Key point is that there are two different version numbers being exchanged in these handshakes.

Here's the inbound bytes from the handshake header from a 3.0.0 cluster:

#b'ES\x00\x00\x001\x00\x00\x00\x00\x00\x00\x00\x08\x08\x08 \x0b\x83\x00\x00\x00\x1a\x00\x00\x00\x16internal:tcp/handshake\x00\x04\xa3\x8e\xb7A'

It's easier to read with Netty debug. Here's just the header part.

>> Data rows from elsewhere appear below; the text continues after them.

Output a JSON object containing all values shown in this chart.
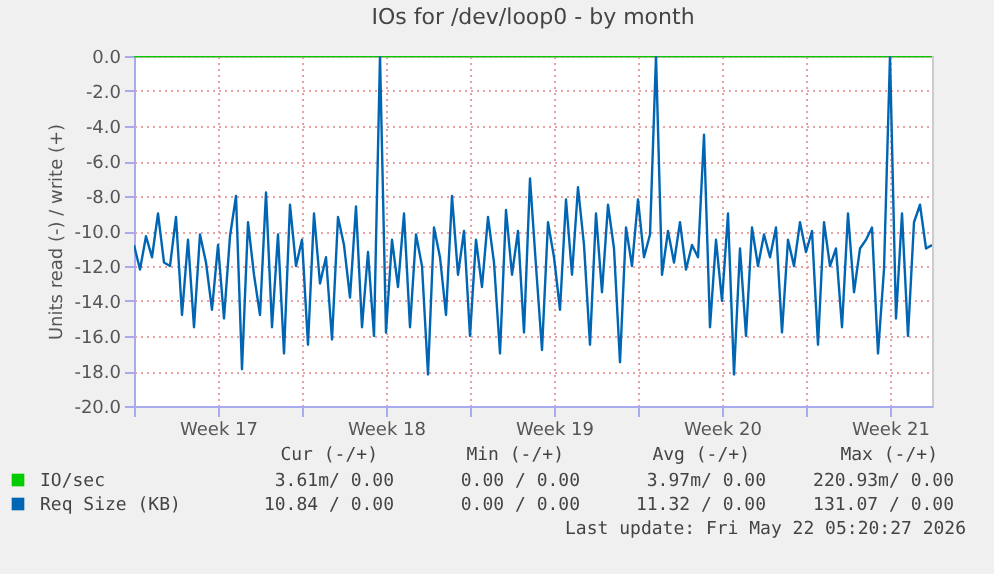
{
  "chart_data": {
    "type": "line",
    "title": "IOs for /dev/loop0 - by month",
    "ylabel": "Units read (-) / write (+)",
    "xlim": [
      "2026-04-20T00:00",
      "2026-05-23T06:00"
    ],
    "xticks": [
      {
        "value": "2026-04-20T00:00",
        "label": null
      },
      {
        "value": "2026-04-23T12:00",
        "label": "Week 17"
      },
      {
        "value": "2026-04-27T00:00",
        "label": null
      },
      {
        "value": "2026-04-30T12:00",
        "label": "Week 18"
      },
      {
        "value": "2026-05-04T00:00",
        "label": null
      },
      {
        "value": "2026-05-07T12:00",
        "label": "Week 19"
      },
      {
        "value": "2026-05-11T00:00",
        "label": null
      },
      {
        "value": "2026-05-14T12:00",
        "label": "Week 20"
      },
      {
        "value": "2026-05-18T00:00",
        "label": null
      },
      {
        "value": "2026-05-21T12:00",
        "label": "Week 21"
      }
    ],
    "ylim": [
      -20,
      0
    ],
    "yticks": [
      {
        "value": -20,
        "label": "-20.0"
      },
      {
        "value": -18,
        "label": "-18.0"
      },
      {
        "value": -16,
        "label": "-16.0"
      },
      {
        "value": -14,
        "label": "-14.0"
      },
      {
        "value": -12,
        "label": "-12.0"
      },
      {
        "value": -10,
        "label": "-10.0"
      },
      {
        "value": -8,
        "label": "-8.0"
      },
      {
        "value": -6,
        "label": "-6.0"
      },
      {
        "value": -4,
        "label": "-4.0"
      },
      {
        "value": -2,
        "label": "-2.0"
      },
      {
        "value": 0,
        "label": "0.0"
      }
    ],
    "grid": true,
    "legend": "bottom",
    "series": [
      {
        "name": "IO/sec",
        "color": "#00cc00",
        "x": [
          "2026-04-20T00:00",
          "2026-05-23T06:00"
        ],
        "values": [
          0,
          0
        ]
      },
      {
        "name": "Req Size (KB)",
        "color": "#0066b3",
        "x": [
          "2026-04-20T00:00",
          "2026-04-20T06:00",
          "2026-04-20T12:00",
          "2026-04-20T18:00",
          "2026-04-21T00:00",
          "2026-04-21T06:00",
          "2026-04-21T12:00",
          "2026-04-21T18:00",
          "2026-04-22T00:00",
          "2026-04-22T06:00",
          "2026-04-22T12:00",
          "2026-04-22T18:00",
          "2026-04-23T00:00",
          "2026-04-23T06:00",
          "2026-04-23T12:00",
          "2026-04-23T18:00",
          "2026-04-24T00:00",
          "2026-04-24T06:00",
          "2026-04-24T12:00",
          "2026-04-24T18:00",
          "2026-04-25T00:00",
          "2026-04-25T06:00",
          "2026-04-25T12:00",
          "2026-04-25T18:00",
          "2026-04-26T00:00",
          "2026-04-26T06:00",
          "2026-04-26T12:00",
          "2026-04-26T18:00",
          "2026-04-27T00:00",
          "2026-04-27T06:00",
          "2026-04-27T12:00",
          "2026-04-27T18:00",
          "2026-04-28T00:00",
          "2026-04-28T06:00",
          "2026-04-28T12:00",
          "2026-04-28T18:00",
          "2026-04-29T00:00",
          "2026-04-29T06:00",
          "2026-04-29T12:00",
          "2026-04-29T18:00",
          "2026-04-30T00:00",
          "2026-04-30T06:00",
          "2026-04-30T12:00",
          "2026-04-30T18:00",
          "2026-05-01T00:00",
          "2026-05-01T06:00",
          "2026-05-01T12:00",
          "2026-05-01T18:00",
          "2026-05-02T00:00",
          "2026-05-02T06:00",
          "2026-05-02T12:00",
          "2026-05-02T18:00",
          "2026-05-03T00:00",
          "2026-05-03T06:00",
          "2026-05-03T12:00",
          "2026-05-03T18:00",
          "2026-05-04T00:00",
          "2026-05-04T06:00",
          "2026-05-04T12:00",
          "2026-05-04T18:00",
          "2026-05-05T00:00",
          "2026-05-05T06:00",
          "2026-05-05T12:00",
          "2026-05-05T18:00",
          "2026-05-06T00:00",
          "2026-05-06T06:00",
          "2026-05-06T12:00",
          "2026-05-06T18:00",
          "2026-05-07T00:00",
          "2026-05-07T06:00",
          "2026-05-07T12:00",
          "2026-05-07T18:00",
          "2026-05-08T00:00",
          "2026-05-08T06:00",
          "2026-05-08T12:00",
          "2026-05-08T18:00",
          "2026-05-09T00:00",
          "2026-05-09T06:00",
          "2026-05-09T12:00",
          "2026-05-09T18:00",
          "2026-05-10T00:00",
          "2026-05-10T06:00",
          "2026-05-10T12:00",
          "2026-05-10T18:00",
          "2026-05-11T00:00",
          "2026-05-11T06:00",
          "2026-05-11T12:00",
          "2026-05-11T18:00",
          "2026-05-12T00:00",
          "2026-05-12T06:00",
          "2026-05-12T12:00",
          "2026-05-12T18:00",
          "2026-05-13T00:00",
          "2026-05-13T06:00",
          "2026-05-13T12:00",
          "2026-05-13T18:00",
          "2026-05-14T00:00",
          "2026-05-14T06:00",
          "2026-05-14T12:00",
          "2026-05-14T18:00",
          "2026-05-15T00:00",
          "2026-05-15T06:00",
          "2026-05-15T12:00",
          "2026-05-15T18:00",
          "2026-05-16T00:00",
          "2026-05-16T06:00",
          "2026-05-16T12:00",
          "2026-05-16T18:00",
          "2026-05-17T00:00",
          "2026-05-17T06:00",
          "2026-05-17T12:00",
          "2026-05-17T18:00",
          "2026-05-18T00:00",
          "2026-05-18T06:00",
          "2026-05-18T12:00",
          "2026-05-18T18:00",
          "2026-05-19T00:00",
          "2026-05-19T06:00",
          "2026-05-19T12:00",
          "2026-05-19T18:00",
          "2026-05-20T00:00",
          "2026-05-20T06:00",
          "2026-05-20T12:00",
          "2026-05-20T18:00",
          "2026-05-21T00:00",
          "2026-05-21T06:00",
          "2026-05-21T12:00",
          "2026-05-21T18:00",
          "2026-05-22T00:00",
          "2026-05-22T06:00",
          "2026-05-22T12:00",
          "2026-05-22T18:00",
          "2026-05-23T00:00",
          "2026-05-23T06:00"
        ],
        "values": [
          -10.8,
          -12.2,
          -10.3,
          -11.5,
          -9.0,
          -11.8,
          -12.0,
          -9.2,
          -14.8,
          -10.5,
          -15.5,
          -10.2,
          -11.8,
          -14.5,
          -10.8,
          -15.0,
          -10.3,
          -8.0,
          -17.9,
          -9.5,
          -12.5,
          -14.8,
          -7.8,
          -15.5,
          -10.2,
          -17.0,
          -8.5,
          -12.0,
          -10.5,
          -16.5,
          -9.0,
          -13.0,
          -11.5,
          -16.2,
          -9.2,
          -10.8,
          -13.8,
          -8.6,
          -15.5,
          -11.2,
          -16.0,
          0.0,
          -15.8,
          -10.5,
          -13.2,
          -9.0,
          -15.5,
          -10.2,
          -12.0,
          -18.2,
          -9.8,
          -11.5,
          -14.8,
          -8.0,
          -12.5,
          -10.0,
          -16.0,
          -10.5,
          -13.2,
          -9.2,
          -11.8,
          -17.0,
          -8.8,
          -12.5,
          -10.0,
          -15.8,
          -7.0,
          -12.0,
          -16.8,
          -9.5,
          -11.5,
          -14.5,
          -8.2,
          -12.5,
          -7.5,
          -10.8,
          -16.5,
          -9.0,
          -13.5,
          -8.5,
          -11.0,
          -17.5,
          -9.8,
          -12.0,
          -8.2,
          -11.5,
          -10.2,
          0.0,
          -12.5,
          -10.0,
          -11.8,
          -9.5,
          -12.2,
          -10.8,
          -11.5,
          -4.5,
          -15.5,
          -10.5,
          -14.0,
          -9.0,
          -18.2,
          -11.0,
          -16.0,
          -9.8,
          -12.0,
          -10.2,
          -11.5,
          -9.8,
          -15.8,
          -10.5,
          -12.0,
          -9.5,
          -11.2,
          -10.0,
          -16.5,
          -9.5,
          -12.0,
          -11.0,
          -15.5,
          -9.0,
          -13.5,
          -11.0,
          -10.5,
          -9.8,
          -17.0,
          -12.2,
          0.0,
          -15.0,
          -9.0,
          -16.0,
          -9.5,
          -8.5,
          -11.0,
          -10.8
        ]
      }
    ],
    "annotations": [
      "Cur (-/+)",
      "Min (-/+)",
      "Avg (-/+)",
      "Max (-/+)",
      "3.61m/ 0.00",
      "0.00 / 0.00",
      "3.97m/ 0.00",
      "220.93m/ 0.00",
      "10.84 / 0.00",
      "0.00 / 0.00",
      "11.32 / 0.00",
      "131.07 / 0.00",
      "Last update: Fri May 22 05:20:27 2026"
    ]
  }
}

         +-------------------------------------------------+
         |  0  1  2  3  4  5  6  7  8  9  a  b  c  d  e  f |
+--------+-------------------------------------------------+----------------+
|00000000| 45 53 00 00 00 31 00 00 00 00 00 00 00 08 08 08 |ES...1..........|
|00000010| 20 0b 83 00 00 00 1a                            |......          |
+--------+-------------------------------------------------+----------------+

The 08 20 0b 83 starting at byte 15, after stripping the mask bit, is 0x200b83 or 2100099. This is the "minimum compatibility version". The handshake was sent from a 3.x cluster, so that was the latest minor version (2.10.0) at the time that was logged.

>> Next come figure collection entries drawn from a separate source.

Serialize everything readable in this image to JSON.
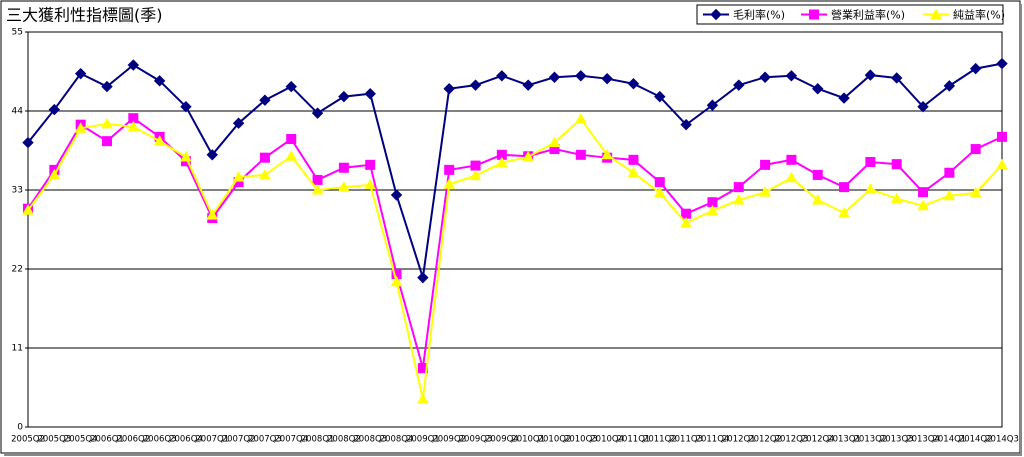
{
  "chart_data": {
    "type": "line",
    "title": "三大獲利性指標圖(季)",
    "categories": [
      "2005Q2",
      "2005Q3",
      "2005Q4",
      "2006Q1",
      "2006Q2",
      "2006Q3",
      "2006Q4",
      "2007Q1",
      "2007Q2",
      "2007Q3",
      "2007Q4",
      "2008Q1",
      "2008Q2",
      "2008Q3",
      "2008Q4",
      "2009Q1",
      "2009Q2",
      "2009Q3",
      "2009Q4",
      "2010Q1",
      "2010Q2",
      "2010Q3",
      "2010Q4",
      "2011Q1",
      "2011Q2",
      "2011Q3",
      "2011Q4",
      "2012Q1",
      "2012Q2",
      "2012Q3",
      "2012Q4",
      "2013Q1",
      "2013Q2",
      "2013Q3",
      "2013Q4",
      "2014Q1",
      "2014Q2",
      "2014Q3"
    ],
    "series": [
      {
        "name": "毛利率(%)",
        "color": "#000080",
        "marker": "diamond",
        "values": [
          39.6,
          44.2,
          49.2,
          47.4,
          50.4,
          48.2,
          44.6,
          37.9,
          42.3,
          45.5,
          47.4,
          43.7,
          46.0,
          46.4,
          32.3,
          20.8,
          47.1,
          47.6,
          48.9,
          47.6,
          48.7,
          48.9,
          48.5,
          47.8,
          46.0,
          42.1,
          44.8,
          47.6,
          48.7,
          48.9,
          47.1,
          45.8,
          49.0,
          48.6,
          44.6,
          47.5,
          49.9,
          50.6
        ]
      },
      {
        "name": "營業利益率(%)",
        "color": "#ff00ff",
        "marker": "square",
        "values": [
          30.4,
          35.8,
          42.1,
          39.8,
          43.0,
          40.4,
          37.0,
          29.1,
          34.1,
          37.5,
          40.1,
          34.4,
          36.1,
          36.5,
          21.3,
          8.2,
          35.8,
          36.4,
          37.9,
          37.7,
          38.7,
          37.9,
          37.5,
          37.2,
          34.1,
          29.7,
          31.3,
          33.4,
          36.5,
          37.2,
          35.1,
          33.4,
          36.9,
          36.6,
          32.7,
          35.4,
          38.7,
          40.4
        ]
      },
      {
        "name": "純益率(%)",
        "color": "#ffff00",
        "marker": "triangle",
        "values": [
          30.2,
          35.1,
          41.6,
          42.2,
          41.8,
          39.8,
          37.6,
          29.5,
          34.8,
          35.1,
          37.7,
          33.0,
          33.4,
          33.7,
          20.2,
          3.9,
          33.8,
          35.0,
          36.8,
          37.6,
          39.6,
          42.9,
          37.9,
          35.4,
          32.6,
          28.4,
          30.1,
          31.6,
          32.7,
          34.7,
          31.6,
          29.8,
          33.1,
          31.8,
          30.8,
          32.2,
          32.6,
          36.5
        ]
      }
    ],
    "ylim": [
      0,
      55
    ],
    "yticks": [
      0,
      11,
      22,
      33,
      44,
      55
    ],
    "grid": true,
    "legend": "top-right"
  }
}
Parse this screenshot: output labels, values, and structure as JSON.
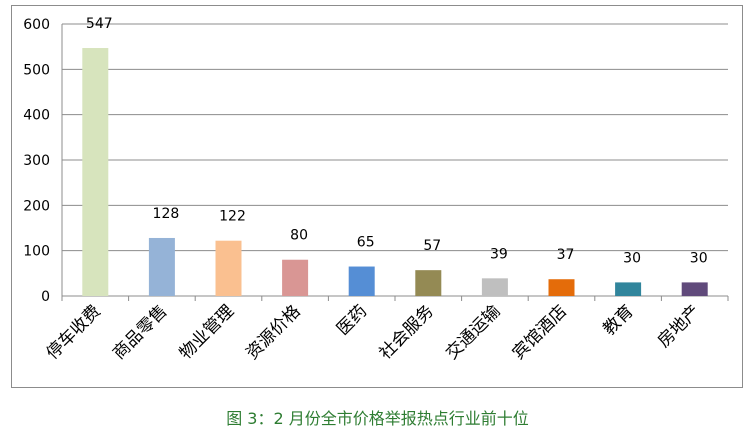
{
  "caption": "图 3：2 月份全市价格举报热点行业前十位",
  "chart_data": {
    "type": "bar",
    "categories": [
      "停车收费",
      "商品零售",
      "物业管理",
      "资源价格",
      "医药",
      "社会服务",
      "交通运输",
      "宾馆酒店",
      "教育",
      "房地产"
    ],
    "values": [
      547,
      128,
      122,
      80,
      65,
      57,
      39,
      37,
      30,
      30
    ],
    "colors": [
      "#d7e4bd",
      "#95b3d7",
      "#fac090",
      "#d99694",
      "#558ed5",
      "#948a54",
      "#bfbfbf",
      "#e46c0a",
      "#31859c",
      "#604a7b"
    ],
    "ylim": [
      0,
      600
    ],
    "yticks": [
      0,
      100,
      200,
      300,
      400,
      500,
      600
    ],
    "grid": true,
    "legend": "none"
  }
}
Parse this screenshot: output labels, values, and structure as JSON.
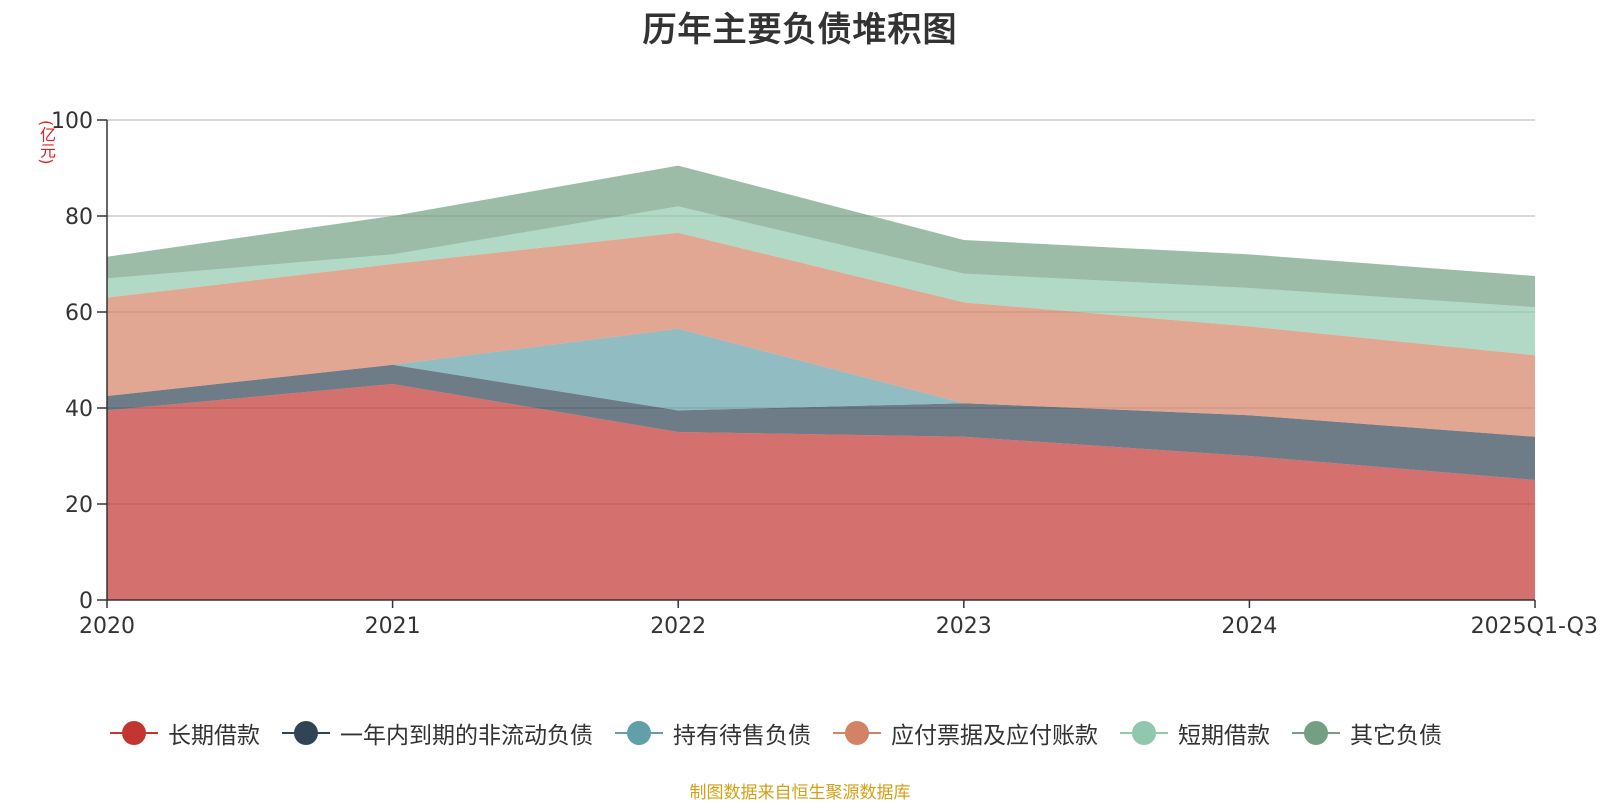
{
  "chart_data": {
    "type": "area",
    "title": "历年主要负债堆积图",
    "ylabel": "(亿元)",
    "xlabel": "",
    "ylim": [
      0,
      100
    ],
    "yticks": [
      0,
      20,
      40,
      60,
      80,
      100
    ],
    "categories": [
      "2020",
      "2021",
      "2022",
      "2023",
      "2024",
      "2025Q1-Q3"
    ],
    "stacked": true,
    "series": [
      {
        "name": "长期借款",
        "color": "#c23531",
        "values": [
          39.5,
          45.0,
          35.0,
          34.0,
          30.0,
          25.0
        ]
      },
      {
        "name": "一年内到期的非流动负债",
        "color": "#2f4554",
        "values": [
          3.0,
          4.0,
          4.5,
          7.0,
          8.5,
          9.0
        ]
      },
      {
        "name": "持有待售负债",
        "color": "#61a0a8",
        "values": [
          0.0,
          0.0,
          17.0,
          0.0,
          0.0,
          0.0
        ]
      },
      {
        "name": "应付票据及应付账款",
        "color": "#d48265",
        "values": [
          20.5,
          21.0,
          20.0,
          21.0,
          18.5,
          17.0
        ]
      },
      {
        "name": "短期借款",
        "color": "#91c7ae",
        "values": [
          4.0,
          2.0,
          5.5,
          6.0,
          8.0,
          10.0
        ]
      },
      {
        "name": "其它负债",
        "color": "#749f83",
        "values": [
          4.5,
          8.0,
          8.5,
          7.0,
          7.0,
          6.5
        ]
      }
    ],
    "legend_position": "bottom"
  },
  "footer": {
    "source": "制图数据来自恒生聚源数据库"
  }
}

Here's the full handshake:

         +-------------------------------------------------+
         |  0  1  2  3  4  5  6  7  8  9  a  b  c  d  e  f |
+--------+-------------------------------------------------+----------------+
|00000000| 45 53 00 00 00 31 00 00 00 00 00 00 00 08 08 08 |ES...1..........|
|00000010| 20 0b 83 00 00 00 1a 00 00 00 16 69 6e 74 65 72 | ..........inter|
|00000020| 6e 61 6c 3a 74 63 70 2f 68 61 6e 64 73 68 61 6b |nal:tcp/handshak|
|00000030| 65 00 04 a3 8e b7 41                            |e.....A         |
+--------+-------------------------------------------------+----------------+

The a3 8e b7 41 at the end is OpenSearch Vint type, so is read in little-endian order 7 bits at a time. After stripping the mask bit, it's 0x2DC723 or 3000099. That's the version of OpenSearch sending the request.

As an extension we are not supposed to care about compatibility, and since the transport layer hasn't changed, we don't have to.

So we can send back the same version (which we tried to do) as long as we distinguish between the two types.

The bug here is that we were sending back the minimum compatible version in both fields. This happened to work on 3.x because the minimum compatible version being sent was the lastest 2.x version (2.10.0) in this case so the extension was responding "Hey, I'm running version 2.10.0 and that's my minimum compatible!" Except when we connect from a 2.x cluster, the min compat is (ES) 7.9 and we're reporting that as our minimum compatible (OK) and our current version (not OK, as OpenSearch 2.x is only compatible with the latest (7.10) previous minor version.

TLDR: the PR fix as it is, is wrong.

  1. The version argument to OutboundMessageRequest should be the min compat version (which in the current code is ES 7.9 and it's ok to leave it like that)
  2. The message argument to OutboundMessageRequest is a TransportHandshakerHandshakeRequest which should contain the current version, or the current version that sent the request, either will work.

So the only change needed is

            TransportHandshakerHandshakeResponse(Version(Version.CURRENT)),

but we can also hardcode the min compat version to 7.9 if we want, which I think I'll do...

I'll build in some more tests and docs this weekend.